Des migrants du Honduras en route pour les Etats Unis se reposent dans une station service de Zacapa au Guatémala le 16 octobre 2018Plus

Des migrants du Honduras en route pour les Etats Unis se reposent dans une station service de Zacapa au Guatémala le 16 octobre 2018Plus

"Je dois, dans les termes les plus forts, demander au Mexique de stopper cet assaut", a-t-il écrit. Mais Donald Trump compte tout faire pour les en empêcher, menaçant, jeudi, de fermer la frontière, cinq mois après la politique de séparation des familles qu'il avait été contraint d'arrêter. "Une crise se profile rapidement, avec un nombre record de migrants", a déclaré Mike Pompeo lors d'un déplacement à Mexico, où il doit s'entretenir avec le président Enrique Peña Nieto.

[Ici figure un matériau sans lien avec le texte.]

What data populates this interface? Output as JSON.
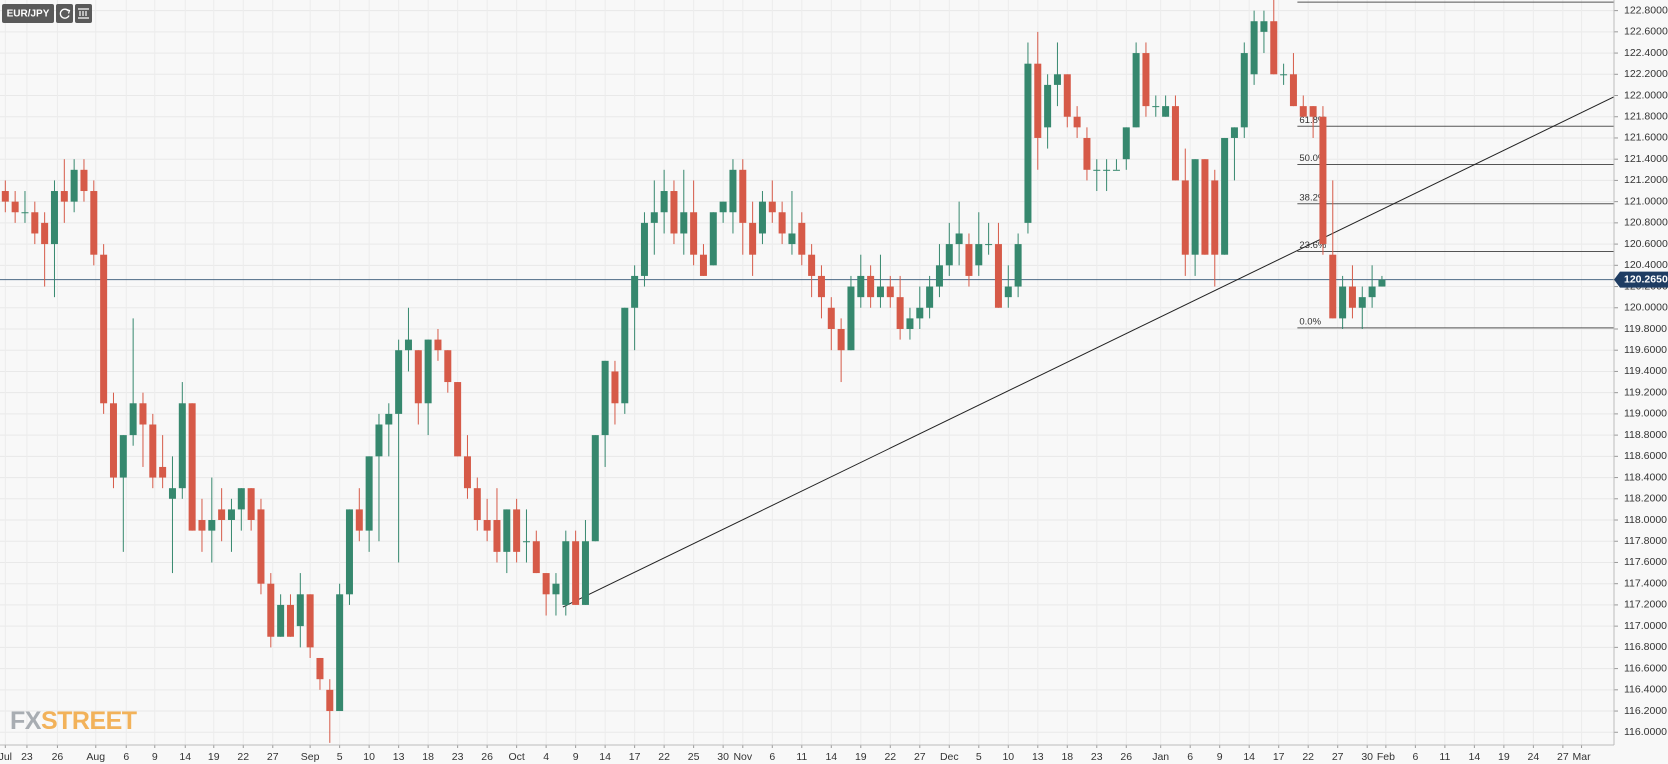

Quelque 4.000 migrants ont quitté il y a une semaine San Pedro Sula, dans le nord du Honduras, après un appel sur les réseaux sociaux à tenter de gagner les Etats-Unis en masse, et non par petits groupes comme c'est le cas habituellement, pour notamment s'apporter soutien et protection les uns aux autres. Ils ont ensuite franchi la frontière avec le Guatemala à Esquipulas (sud-est), et certains avaient atteint jeudi la capitale guatémaltèque. Mais face à la situation à la frontière mexicaine, quelques dizaines de migrants ont décidé de retourner dans leur pays à bord d'autobus fournis par le gouvernement guatémaltèque, après un accord avec le Honduras, a constaté l'AFP.

A Ciudad Hidalgo, sur la rive mexicaine, des passeurs tentaient de convaincre par téléphone les Honduriens de traverser en radeau pneumatique.

Fin mars, M. Trump avait déjà attiré l'attention sur une caravane de migrants d'Amérique centrale, exigeant des autorités mexicaines qu'elles les arrêtent. Comme au Guatemala et au Salvador, les gangs font régner la terreur dans le pays, où 68% des neuf millions d'habitants vivent sous le seuil de pauvreté. "Il s'en est également pris au Honduras et au Salvador, estimant qu'ils faisaient 'très peu pour stopper le vaste afflux de personnes, dont beaucoup de délinquants", a-t-il également dénoncé. Selon le président américain, cette marche est " aiguillée " par les démocrates. Durant leur passage au Mexique, elles sont souvent victimes d'abus de la part de bandes criminelles et de trafiquants d'êtres humains.

Comme les centaines de ses compatriotes qui ont passé la nuit dans un dortoir improvisé, Maria Ramos, 43 ans, s'apprêtait mercredi matin à embarquer avec sa fille âgée de 15 ans dans un car à destination de la frontière avec le Mexique. Le président républicain répète, à l'envi, vouloir construire un mur à la frontière avec le Mexique, mais il n'a pas réussi à ce jour à faire voter des fonds par le Congrès pour mener à bien ce projet.